Both have healers - in Africa it may be cutting the skin with a razor blade and rubbing herbs in it, in San Francisco it may be cutting gluten and ingesting the herbs to detoxify. 

When it comes to HIV, the situation is a little more serious. A recent survey of symptomatic HIV-positive people in rural Mozambique, led by Carolyn Audet, Ph.D., M.A., assistant professor of Health Policy, found that individuals who initially consulted traditional healers had a 2.4 times longer delay between the onset of symptoms and diagnosis of HIV than those who did not consult healers.

Among a total of 517 study respondents newly diagnosed with HIV, 62 percent saw a healer before seeking clinical care.

For study respondents who did not visit a healer, the median time from first symptoms to a clinical visit was two months, while it was three months for those who saw a single healer and nine months for those who saw two or more healers.

The study respondents were asked about diagnoses and treatment provided by healers, and the most commonly reported diagnoses were curses (56 percent), biological causes (15 percent) and angered spirits (10 percent). Among respondents who saw a single healer, 55 percent were administered herbs subcutaneously, using razor blades and rubbing the herbs into the cuts.

Sten Vermund, M.D., the Amos Christie Professor of Global Health and director of the Vanderbilt Institute for Global Health, was among the study's co-authors.

"Carolyn's findings give a sense of urgency to the need to engage traditional healers both to encourage referrals of sick patients and to support, rather than undermine, the lifelong antiretroviral therapy regimen," Vermund said.

In Mozambique as elsewhere in sub-Saharan Africa, university-trained doctors are in very short supply but traditional healers are numerous. Compared to doctors, healers also may be more in step with African consumers' beliefs about the spiritual causes of illness and preferences for treatment.

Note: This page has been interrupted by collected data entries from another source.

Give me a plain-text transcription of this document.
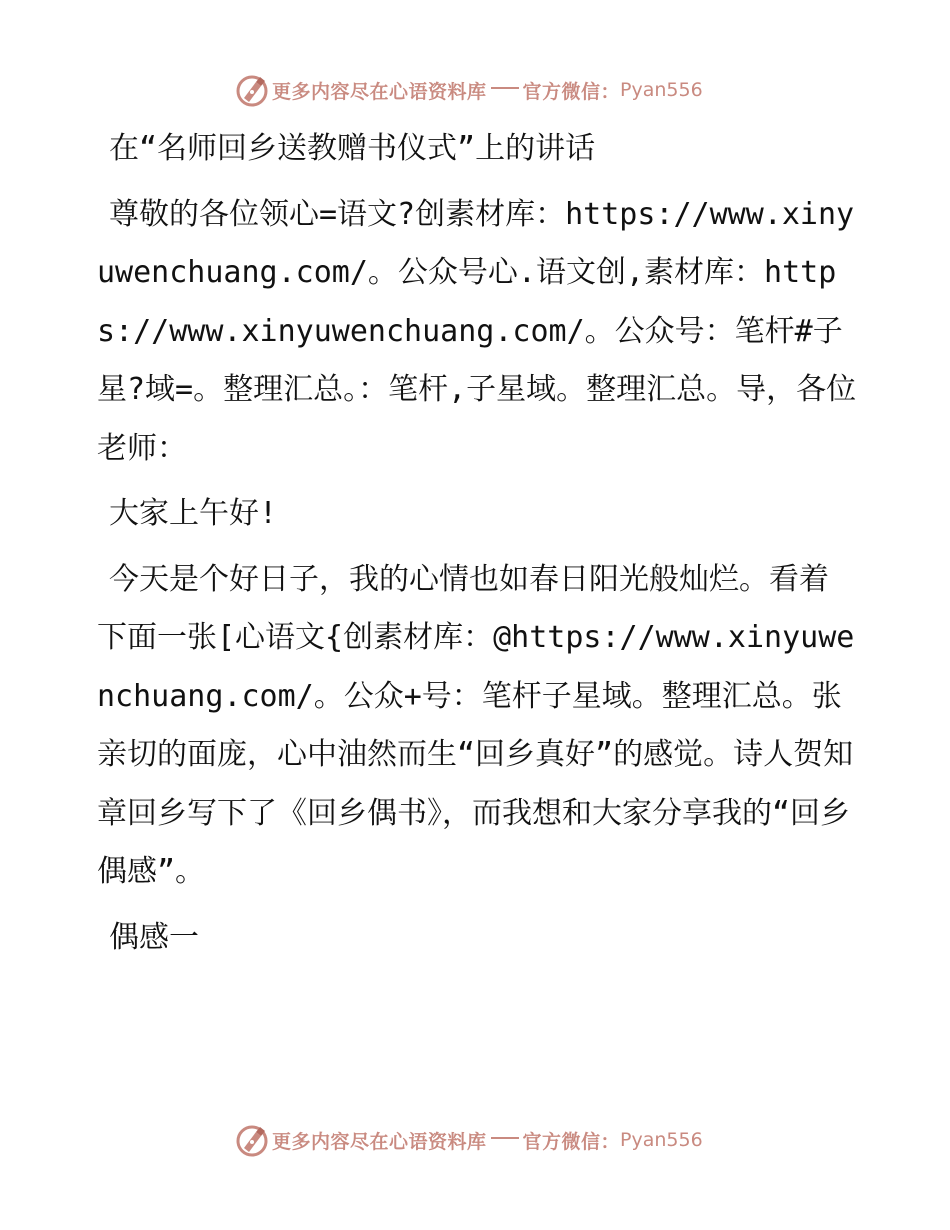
更多内容尽在心语资料库 官方微信： Pyan556

在“名师回乡送教赠书仪式”上的讲话

尊敬的各位领心=语文?创素材库：https://www.xinyuwenchuang.com/。公众号心.语文创,素材库：https://www.xinyuwenchuang.com/。公众号：笔杆#子星?域=。整理汇总。：笔杆,子星域。整理汇总。导，各位老师：

大家上午好!

今天是个好日子，我的心情也如春日阳光般灿烂。看着下面一张[心语文{创素材库：@https://www.xinyuwenchuang.com/。公众+号：笔杆子星域。整理汇总。张亲切的面庞，心中油然而生“回乡真好”的感觉。诗人贺知章回乡写下了《回乡偶书》，而我想和大家分享我的“回乡偶感”。

偶感一

更多内容尽在心语资料库 官方微信： Pyan556
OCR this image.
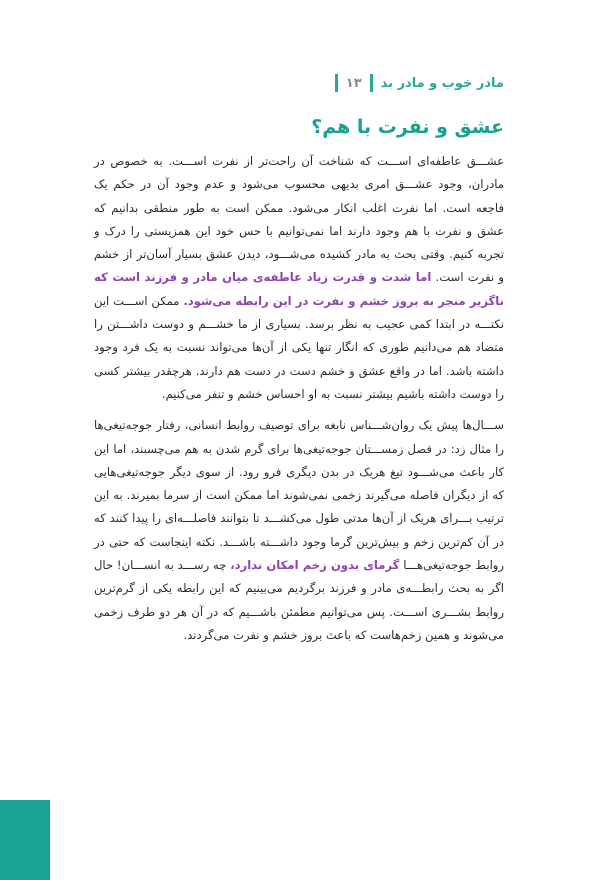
مادر خوب و مادر بد
۱۳
عشق و نفرت با هم؟

عشـــق عاطفه‌ای اســـت که شناخت آن راحت‌تر از نفرت اســـت. به خصوص در مادران، وجود عشـــق امری بدیهی محسوب می‌شود و عدم وجود آن در حکم یک فاجعه است. اما نفرت اغلب انکار می‌شود. ممکن است به طور منطقی بدانیم که عشق و نفرت با هم وجود دارند اما نمی‌توانیم با حس خود این همزیستی را درک و تجربه کنیم. وقتی بحث به مادر کشیده می‌شـــود، دیدن عشق بسیار آسان‌تر از خشم و نفرت است. اما شدت و قدرت زیاد عاطفه‌ی میان مادر و فرزند است که ناگزیر منجر به بروز خشم و نفرت در این رابطه می‌شود. ممکن اســـت این نکتـــه در ابتدا کمی عجیب به نظر برسد. بسیاری از ما خشـــم و دوست داشـــتن را متضاد هم می‌دانیم طوری که انگار تنها یکی از آن‌ها می‌تواند نسبت به یک فرد وجود داشته باشد. اما در واقع عشق و خشم دست در دست هم دارند. هرچقدر بیشتر کسی را دوست داشته باشیم بیشتر نسبت به او احساس خشم و تنفر می‌کنیم.

ســـال‌ها پیش یک روان‌شـــناس نابغه برای توصیف روابط انسانی، رفتار جوجه‌تیغی‌ها را مثال زد: در فصل زمســـتان جوجه‌تیغی‌ها برای گرم شدن به هم می‌چسبند، اما این کار باعث می‌شـــود تیغ هریک در بدن دیگری فرو رود. از سوی دیگر جوجه‌تیغی‌هایی که از دیگران فاصله می‌گیرند زخمی نمی‌شوند اما ممکن است از سرما بمیرند. به این ترتیب بـــرای هریک از آن‌ها مدتی طول می‌کشـــد تا بتوانند فاصلـــه‌ای را پیدا کنند که در آن کم‌ترین زخم و بیش‌ترین گرما وجود داشـــته باشـــد. نکته اینجاست که حتی در روابط جوجه‌تیغی‌هـــا گرمای بدون زخم امکان ندارد، چه رســـد به انســـان! حال اگر به بحث رابطـــه‌ی مادر و فرزند برگردیم می‌بینیم که این رابطه یکی از گرم‌ترین روابط بشـــری اســـت. پس می‌توانیم مطمئن باشـــیم که در آن هر دو طرف زخمی می‌شوند و همین زخم‌هاست که باعث بروز خشم و نفرت می‌گردند.
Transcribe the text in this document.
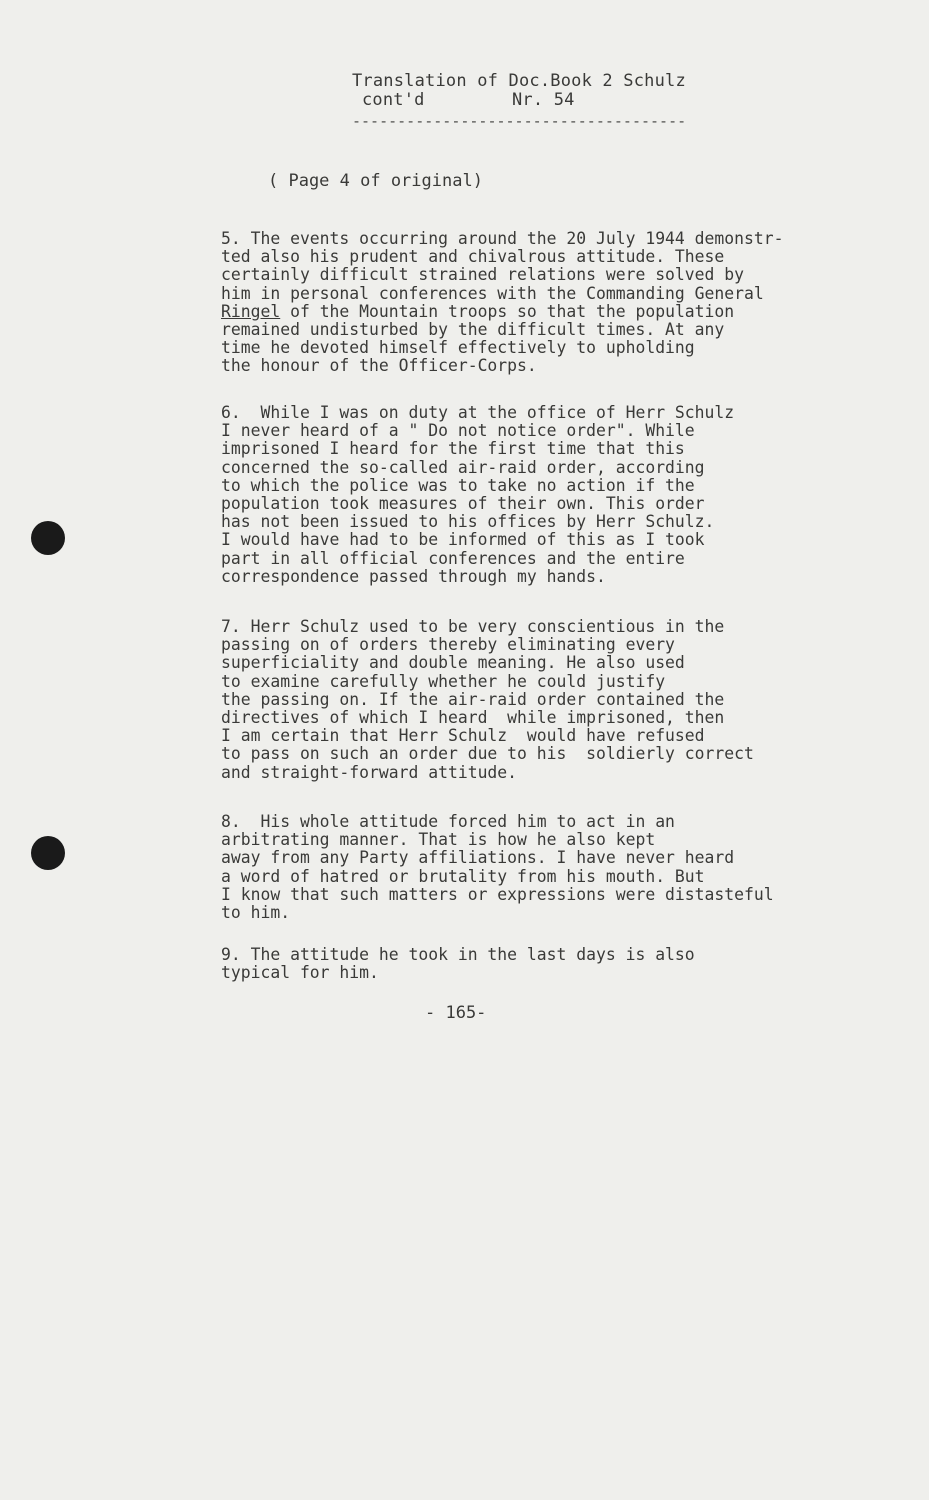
Translation of Doc.Book 2 Schulz
cont'd	Nr. 54
-------------------------------------
( Page 4 of original)
5. The events occurring around the 20 July 1944 demonstr-
ted also his prudent and chivalrous attitude. These
certainly difficult strained relations were solved by
him in personal conferences with the Commanding General
Ringel of the Mountain troops so that the population
remained undisturbed by the difficult times. At any
time he devoted himself effectively to upholding
the honour of the Officer-Corps.
6.  While I was on duty at the office of Herr Schulz
I never heard of a " Do not notice order". While
imprisoned I heard for the first time that this
concerned the so-called air-raid order, according
to which the police was to take no action if the
population took measures of their own. This order
has not been issued to his offices by Herr Schulz.
I would have had to be informed of this as I took
part in all official conferences and the entire
correspondence passed through my hands.
7. Herr Schulz used to be very conscientious in the
passing on of orders thereby eliminating every
superficiality and double meaning. He also used
to examine carefully whether he could justify
the passing on. If the air-raid order contained the
directives of which I heard  while imprisoned, then
I am certain that Herr Schulz  would have refused
to pass on such an order due to his  soldierly correct
and straight-forward attitude.
8.  His whole attitude forced him to act in an
arbitrating manner. That is how he also kept
away from any Party affiliations. I have never heard
a word of hatred or brutality from his mouth. But
I know that such matters or expressions were distasteful
to him.
9. The attitude he took in the last days is also
typical for him.
- 165-
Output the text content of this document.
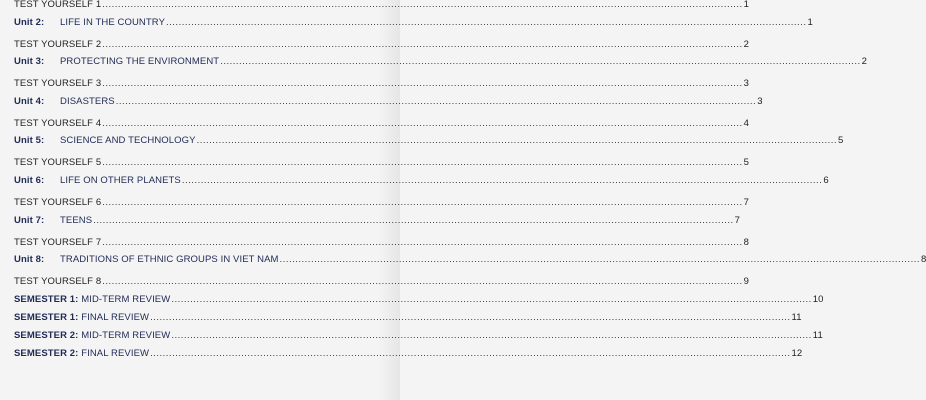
TEST YOURSELF 1 .....	1
Unit 2: LIFE IN THE COUNTRY .....	1
TEST YOURSELF 2 .....	2
Unit 3: PROTECTING THE ENVIRONMENT .....	2
TEST YOURSELF 3 .....	3
Unit 4: DISASTERS .....	3
TEST YOURSELF 4 .....	4
Unit 5: SCIENCE AND TECHNOLOGY .....	5
TEST YOURSELF 5 .....	5
Unit 6: LIFE ON OTHER PLANETS .....	6
TEST YOURSELF 6 .....	7
Unit 7: TEENS .....	7
TEST YOURSELF 7 .....	8
Unit 8: TRADITIONS OF ETHNIC GROUPS IN VIET NAM .....	8
TEST YOURSELF 8 .....	9
SEMESTER 1: MID-TERM REVIEW .....	10
SEMESTER 1: FINAL REVIEW .....	11
SEMESTER 2: MID-TERM REVIEW .....	11
SEMESTER 2: FINAL REVIEW .....	12
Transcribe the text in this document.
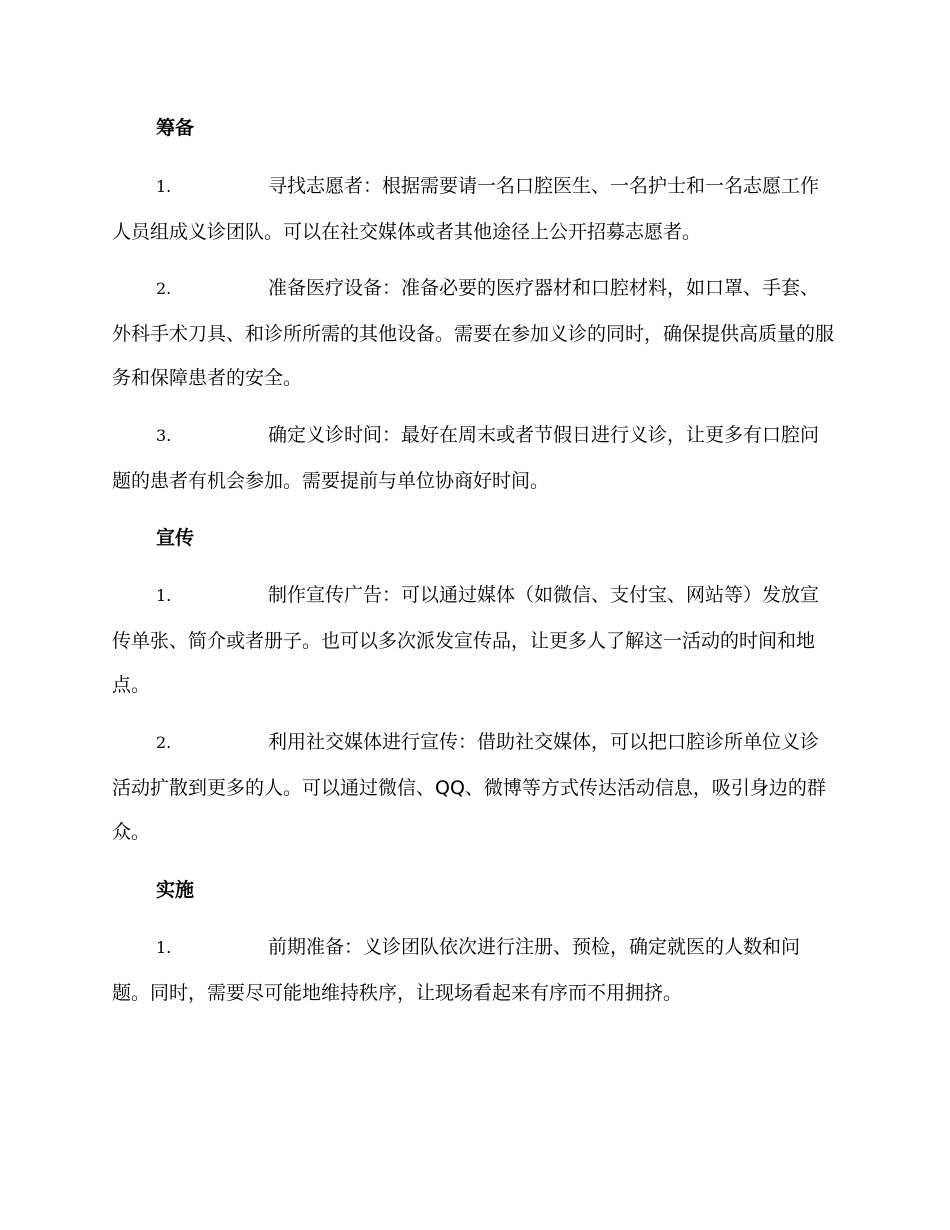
筹备

1.	寻找志愿者：根据需要请一名口腔医生、一名护士和一名志愿工作人员组成义诊团队。可以在社交媒体或者其他途径上公开招募志愿者。

2.	准备医疗设备：准备必要的医疗器材和口腔材料，如口罩、手套、外科手术刀具、和诊所所需的其他设备。需要在参加义诊的同时，确保提供高质量的服务和保障患者的安全。

3.	确定义诊时间：最好在周末或者节假日进行义诊，让更多有口腔问题的患者有机会参加。需要提前与单位协商好时间。

宣传

1.	制作宣传广告：可以通过媒体（如微信、支付宝、网站等）发放宣传单张、简介或者册子。也可以多次派发宣传品，让更多人了解这一活动的时间和地点。

2.	利用社交媒体进行宣传：借助社交媒体，可以把口腔诊所单位义诊活动扩散到更多的人。可以通过微信、QQ、微博等方式传达活动信息，吸引身边的群众。

实施

1.	前期准备：义诊团队依次进行注册、预检，确定就医的人数和问题。同时，需要尽可能地维持秩序，让现场看起来有序而不用拥挤。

Religion pervades the outlook and practices of these healers. To effect cures, they routinely supplement herbalism with incantation, divination and various forms of "magic."

The prevalence of HIV/AIDS among Mozambicans age 15 to 49 is estimated to be at least 11 percent (in the United States it's 0.6 percent).

Some African countries recently have sought to integrate Western medicine and traditional healers.

The study authors outline recent health system efforts to facilitate referral of HIV/AIDS patients by traditional healers.

"Educating traditional healers to recognize and refer people with AIDS has had limited success," Vermund said. "We need to develop and test new models to incentivize these referrals, and we need to ensure that health care workers welcome such referrals and follow through with testing."

Published in the Journal of Acquired Immune Deficiency Syndromes.